Click here to read the full article from the Tax Foundation.

California Poised for Massive State Budget Spending Increases

Viewers of President Biden’s speech to Congress last week may have been struck by size of the trillions in new federal spending the President outlined in his speech.  In advance of the President’s speech, Democrats in the California Legislature had a message for Washington – hold my beer!

Assembly and Senate Democrats recently outlined their respective spending priorities in advance of the release of the Governor’s May Revise budget proposal.  As the competing plans show, the two houses are trying to one-up one another in seeing how many tens of billions they can spend.

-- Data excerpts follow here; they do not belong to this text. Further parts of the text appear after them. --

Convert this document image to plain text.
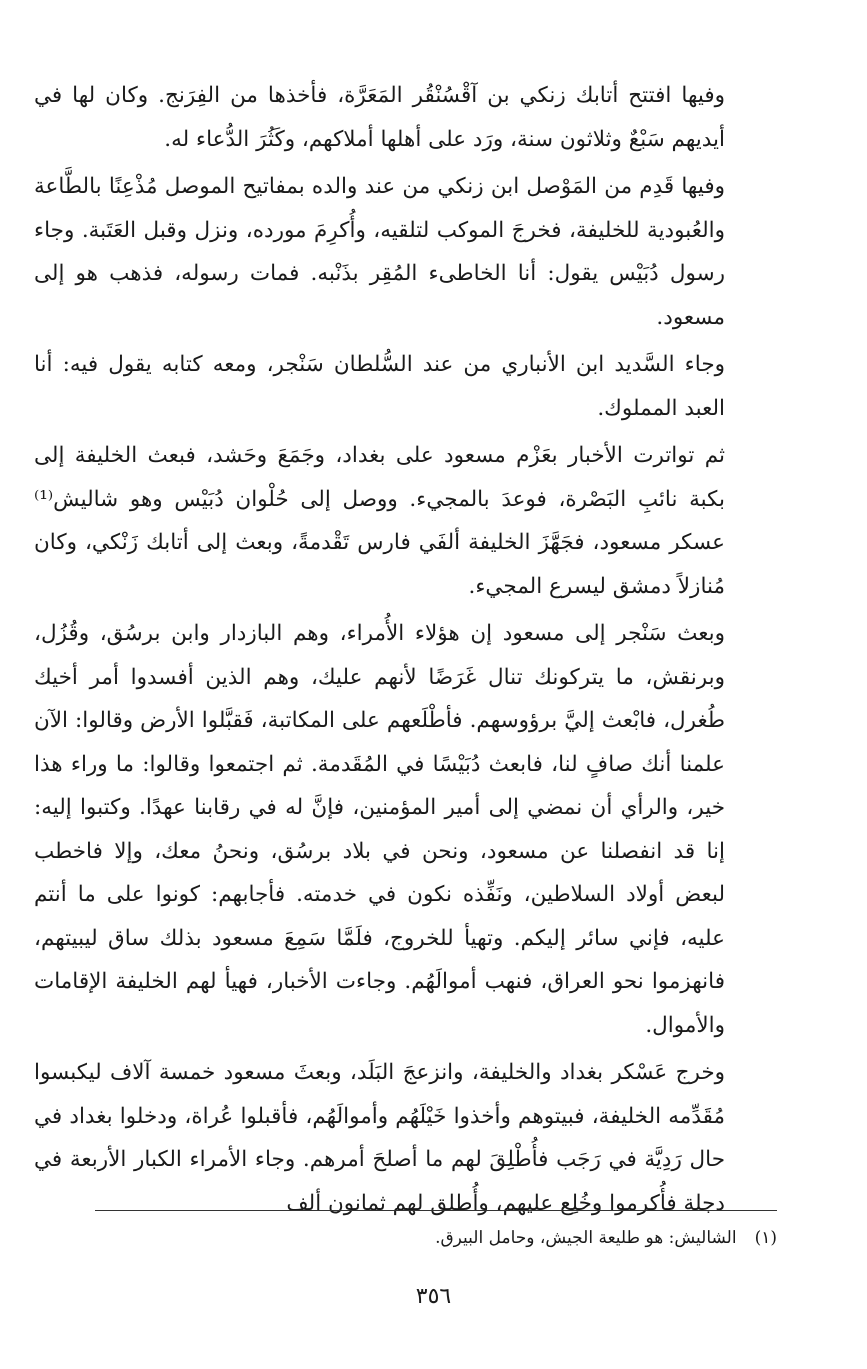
وفيها افتتح أتابك زنكي بن آقْسُنْقُر المَعَرَّة، فأخذها من الفِرَنج. وكان لها في أيديهم سَبْعٌ وثلاثون سنة، ورَد على أهلها أملاكهم، وكَثُرَ الدُّعاء له.

وفيها قَدِم من المَوْصل ابن زنكي من عند والده بمفاتيح الموصل مُذْعِنًا بالطَّاعة والعُبودية للخليفة، فخرجَ الموكب لتلقيه، وأُكرِمَ مورده، ونزل وقبل العَتَبة. وجاء رسول دُبَيْس يقول: أنا الخاطىء المُقِر بذَنْبه. فمات رسوله، فذهب هو إلى مسعود.

وجاء السَّديد ابن الأنباري من عند السُّلطان سَنْجر، ومعه كتابه يقول فيه: أنا العبد المملوك.

ثم تواترت الأخبار بعَزْم مسعود على بغداد، وجَمَعَ وحَشد، فبعث الخليفة إلى بكبة نائبِ البَصْرة، فوعدَ بالمجيء. ووصل إلى حُلْوان دُبَيْس وهو شاليش⁽¹⁾ عسكر مسعود، فجَهَّزَ الخليفة ألفَي فارس تَقْدمةً، وبعث إلى أتابك زَنْكي، وكان مُنازلاً دمشق ليسرع المجيء.

وبعث سَنْجر إلى مسعود إن هؤلاء الأُمراء، وهم البازدار وابن برسُق، وقُزُل، وبرنقش، ما يتركونك تنال غَرَضًا لأنهم عليك، وهم الذين أفسدوا أمر أخيك طُغرل، فابْعث إليَّ برؤوسهم. فأطْلَعهم على المكاتبة، فَقبَّلوا الأرض وقالوا: الآن علمنا أنك صافٍ لنا، فابعث دُبَيْسًا في المُقَدمة. ثم اجتمعوا وقالوا: ما وراء هذا خير، والرأي أن نمضي إلى أمير المؤمنين، فإنَّ له في رقابنا عهدًا. وكتبوا إليه: إنا قد انفصلنا عن مسعود، ونحن في بلاد برسُق، ونحنُ معك، وإلا فاخطب لبعض أولاد السلاطين، ونَفِّذه نكون في خدمته. فأجابهم: كونوا على ما أنتم عليه، فإني سائر إليكم. وتهيأ للخروج، فلَمَّا سَمِعَ مسعود بذلك ساق ليبيتهم، فانهزموا نحو العراق، فنهب أموالَهُم. وجاءت الأخبار، فهيأ لهم الخليفة الإقامات والأموال.

وخرج عَسْكر بغداد والخليفة، وانزعجَ البَلَد، وبعثَ مسعود خمسة آلاف ليكبسوا مُقَدِّمه الخليفة، فبيتوهم وأخذوا خَيْلَهُم وأموالَهُم، فأقبلوا عُراة، ودخلوا بغداد في حال رَدِيَّة في رَجَب فأُطْلِقَ لهم ما أصلحَ أمرهم. وجاء الأمراء الكبار الأربعة في دجلة فأُكرموا وخُلِع عليهم، وأُطلق لهم ثمانون ألف

(١)الشاليش: هو طليعة الجيش، وحامل البيرق.
٣٥٦
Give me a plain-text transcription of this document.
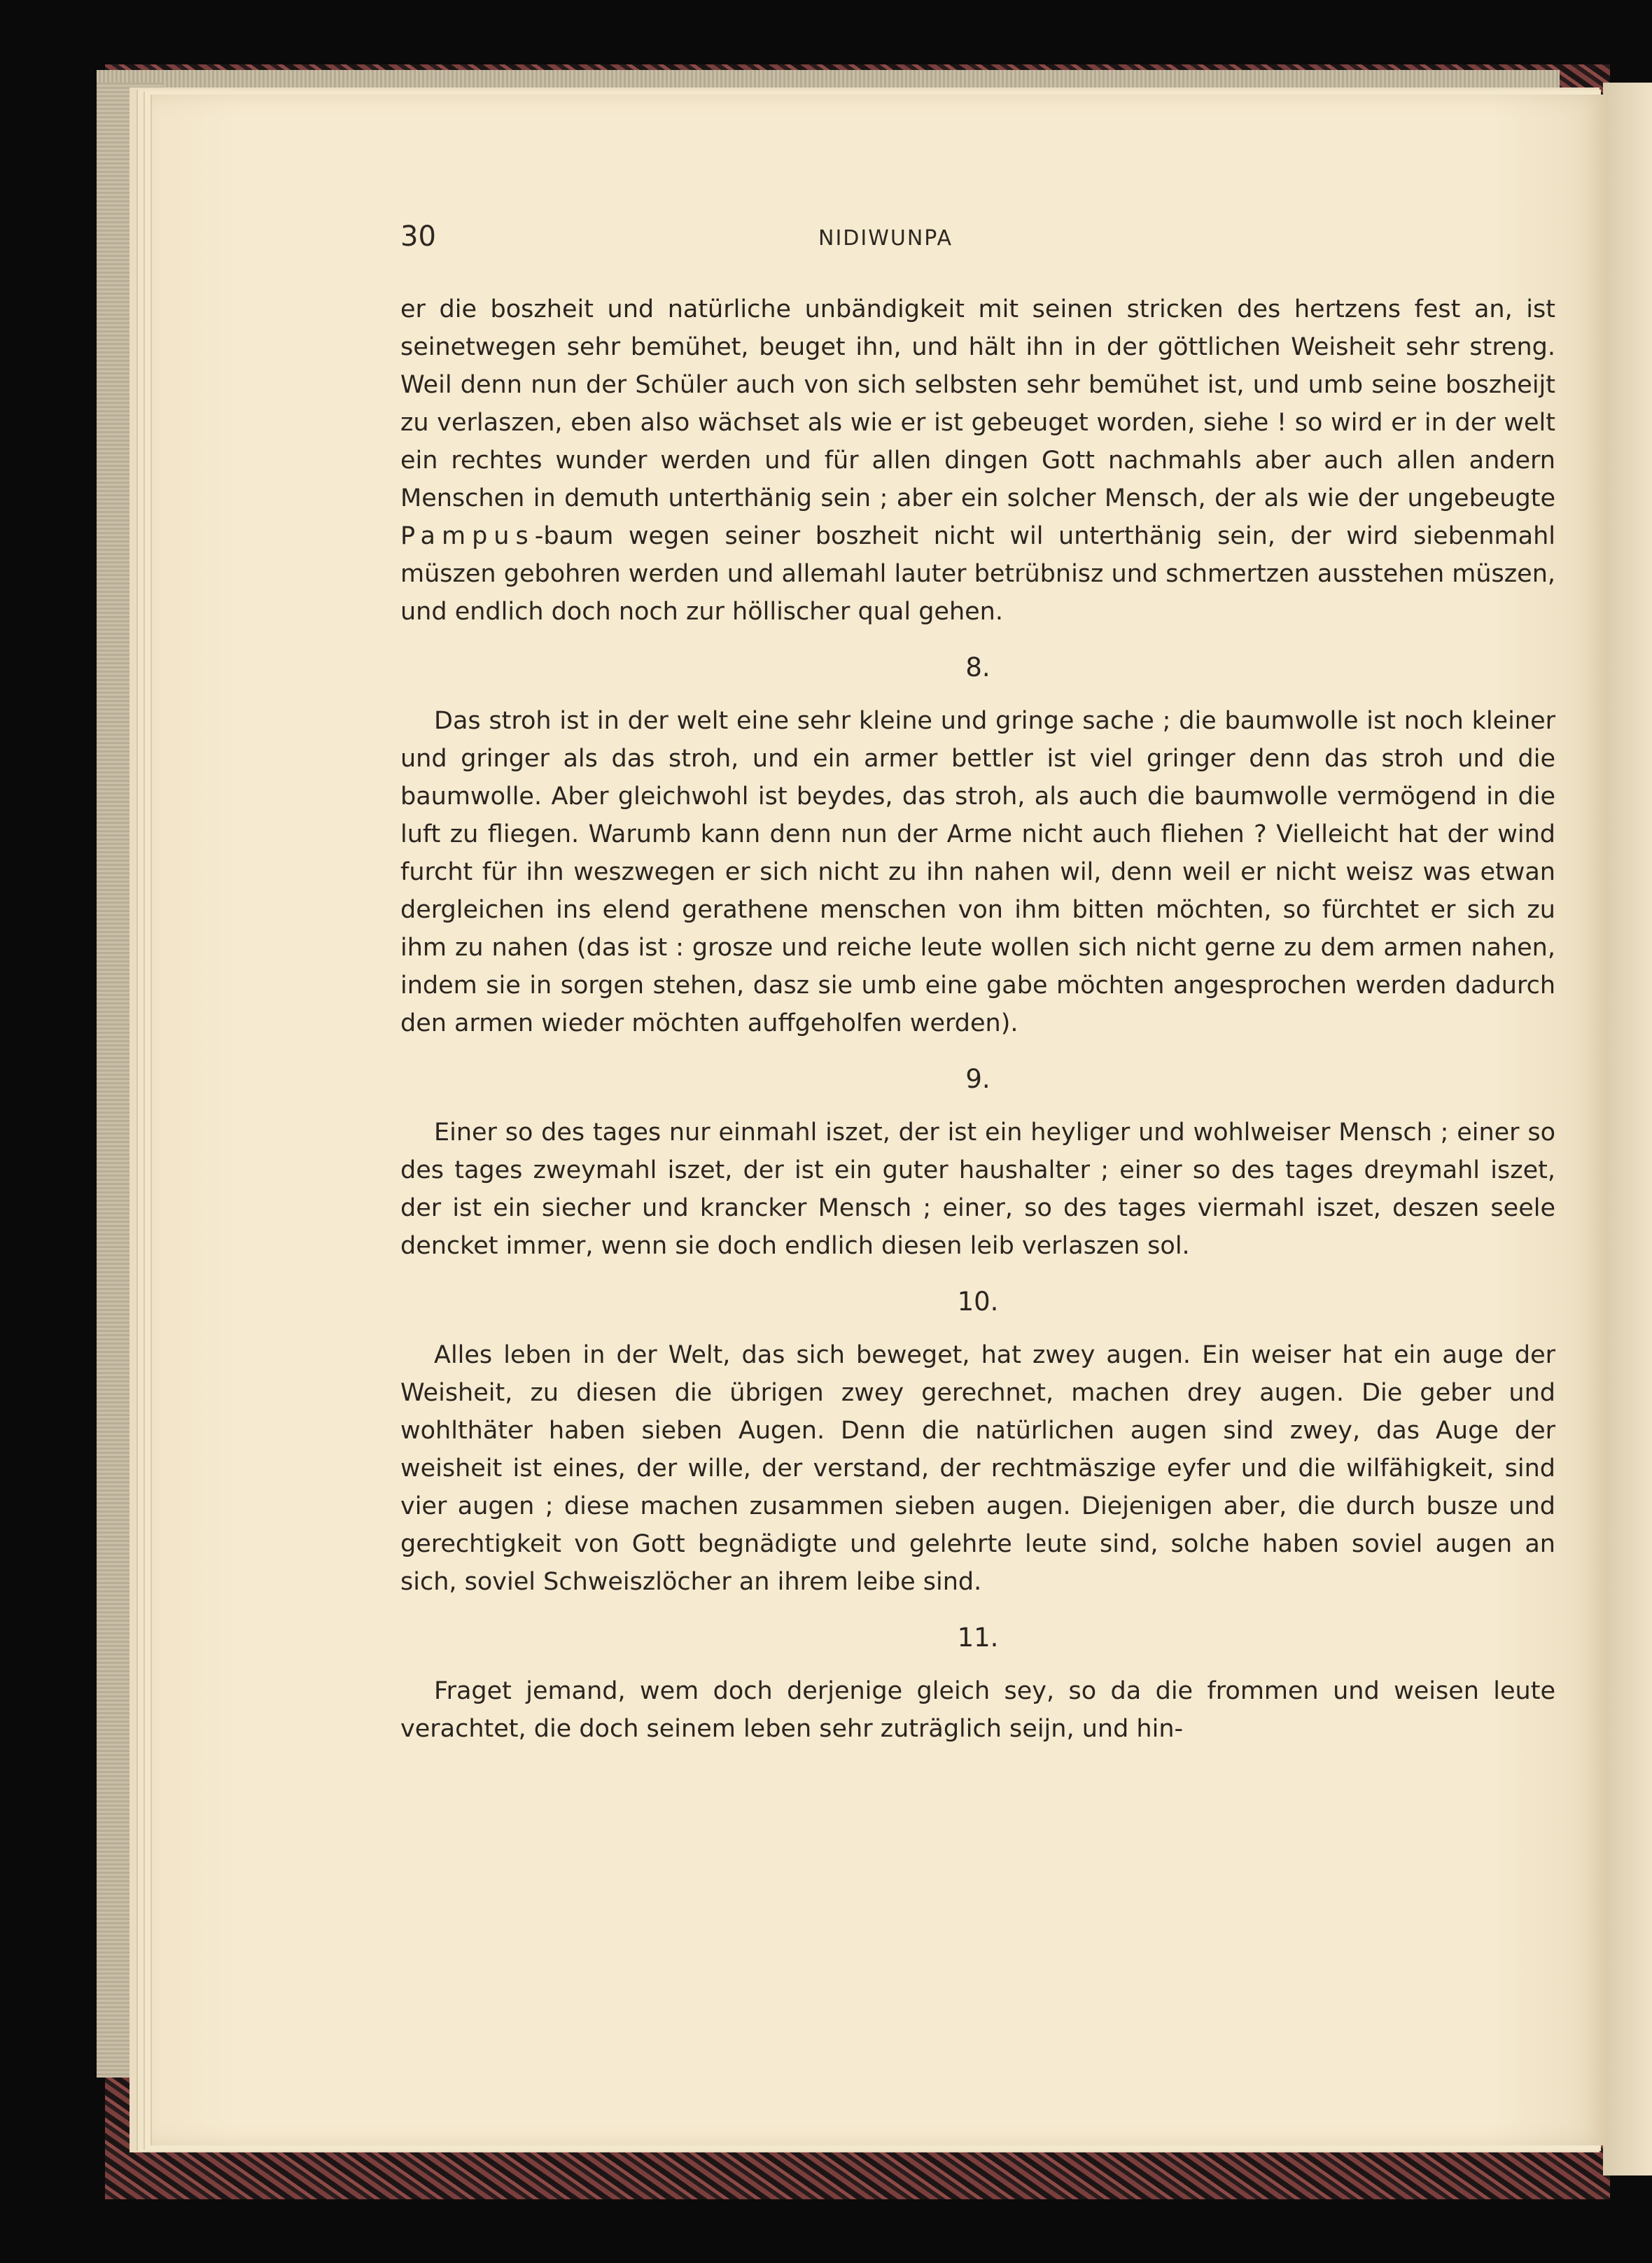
30	NIDIWUNPA

er die boszheit und natürliche unbändigkeit mit seinen stricken des hertzens fest an, ist seinetwegen sehr bemühet, beuget ihn, und hält ihn in der göttlichen Weisheit sehr streng. Weil denn nun der Schüler auch von sich selbsten sehr bemühet ist, und umb seine boszheijt zu verlaszen, eben also wächset als wie er ist gebeuget worden, siehe ! so wird er in der welt ein rechtes wunder werden und für allen dingen Gott nachmahls aber auch allen andern Menschen in demuth unterthänig sein ; aber ein solcher Mensch, der als wie der ungebeugte Pampus-baum wegen seiner boszheit nicht wil unterthänig sein, der wird siebenmahl müszen gebohren werden und allemahl lauter betrübnisz und schmertzen ausstehen müszen, und endlich doch noch zur höllischer qual gehen.

8.

Das stroh ist in der welt eine sehr kleine und gringe sache ; die baumwolle ist noch kleiner und gringer als das stroh, und ein armer bettler ist viel gringer denn das stroh und die baumwolle. Aber gleichwohl ist beydes, das stroh, als auch die baumwolle vermögend in die luft zu fliegen. Warumb kann denn nun der Arme nicht auch fliehen ? Vielleicht hat der wind furcht für ihn weszwegen er sich nicht zu ihn nahen wil, denn weil er nicht weisz was etwan dergleichen ins elend gerathene menschen von ihm bitten möchten, so fürchtet er sich zu ihm zu nahen (das ist : grosze und reiche leute wollen sich nicht gerne zu dem armen nahen, indem sie in sorgen stehen, dasz sie umb eine gabe möchten angesprochen werden dadurch den armen wieder möchten auffgeholfen werden).

9.

Einer so des tages nur einmahl iszet, der ist ein heyliger und wohlweiser Mensch ; einer so des tages zweymahl iszet, der ist ein guter haushalter ; einer so des tages dreymahl iszet, der ist ein siecher und krancker Mensch ; einer, so des tages viermahl iszet, deszen seele dencket immer, wenn sie doch endlich diesen leib verlaszen sol.

10.

Alles leben in der Welt, das sich beweget, hat zwey augen. Ein weiser hat ein auge der Weisheit, zu diesen die übrigen zwey gerechnet, machen drey augen. Die geber und wohlthäter haben sieben Augen. Denn die natürlichen augen sind zwey, das Auge der weisheit ist eines, der wille, der verstand, der rechtmäszige eyfer und die wilfähigkeit, sind vier augen ; diese machen zusammen sieben augen. Diejenigen aber, die durch busze und gerechtigkeit von Gott begnädigte und gelehrte leute sind, solche haben soviel augen an sich, soviel Schweiszlöcher an ihrem leibe sind.

11.

Fraget jemand, wem doch derjenige gleich sey, so da die frommen und weisen leute verachtet, die doch seinem leben sehr zuträglich seijn, und hin-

Lawmakers currently estimate California’s budget windfall at $15 to 20 billion.  Speaker Rendon’s budget advisor Jason Sisney tweeted that this could be in addition to the $15 billion windfall projected by Newson in January.  None of these figures count the estimated $26 billion California stands to receive from the Biden stimulus plan.

In their “Build Back Boldly” plan, Senate Democrats say they are “embrac(ing) the once-in-a-generation opportunity to make bold transformative progress for the people of California.”  In this case, transformative progress means massive spending increases.  Here are some highlights:

  • The plan “takes a major first step and lays the groundwork for universal care and education for children ages 0 to 3.” The Governor’s Master Plan for Early Learning and Care estimates that its similar plan would cost between $2 billion and $12 billion.  As PRI’s Lance Izumi and Kerry McDonald wrote of universal government pre-school, “data do not support the call for increased taxpayer investment in government preschool.”
  • Launching a “$20 billion, five-year commitment to end the crisis and reduce homelessness” largely by increasing spending on acquiring motels and other new homeless housing. Wayne Winegarden, co-author of PRI’s new book No Way Home says that “instead of just throwing more money at the problem,” government “funding should be focused supporting non-profit organizations nationwide that are doing a much more effective job of addressing the individual needs of those living in homelessness than government ever can.”
  • It “makes a major $2 billion commitment to address and mitigate the impacts of drought,” but fails to include funding for water storage. As Steven Greenhut wrote in his recent PRI book Winning the Water Wars, lawmakers should prioritize “creating water abundance, rather than on having political fights over a declining water supply.”
  • The Senate Democrat plan would also “expand access to Medi-Cal to all income eligible Californians regardless of immigration status.” When previously considered by the Legislature, it was estimated to cost $163 million the first year, and $255 million the following year.  As PRI’s Sally Pipes told CALmatters in 2019, “it would make it even harder for those on the program to find a doctor and get care.”
  • It would also expand the state’s effort as car salesperson, it would “provide-up front funding to help the state reach its goal of 1.5 million ZEVs on the road by 2025” through “$175 million per year for three years to support the state’s Clean Vehicle Rebate Program.” As Wayne Winegarden documented in his study “Costly Subsidies for the Rich,” 79 percent of taxpayer-funded electric car subsidies are claimed by households making more than $100,000 per year.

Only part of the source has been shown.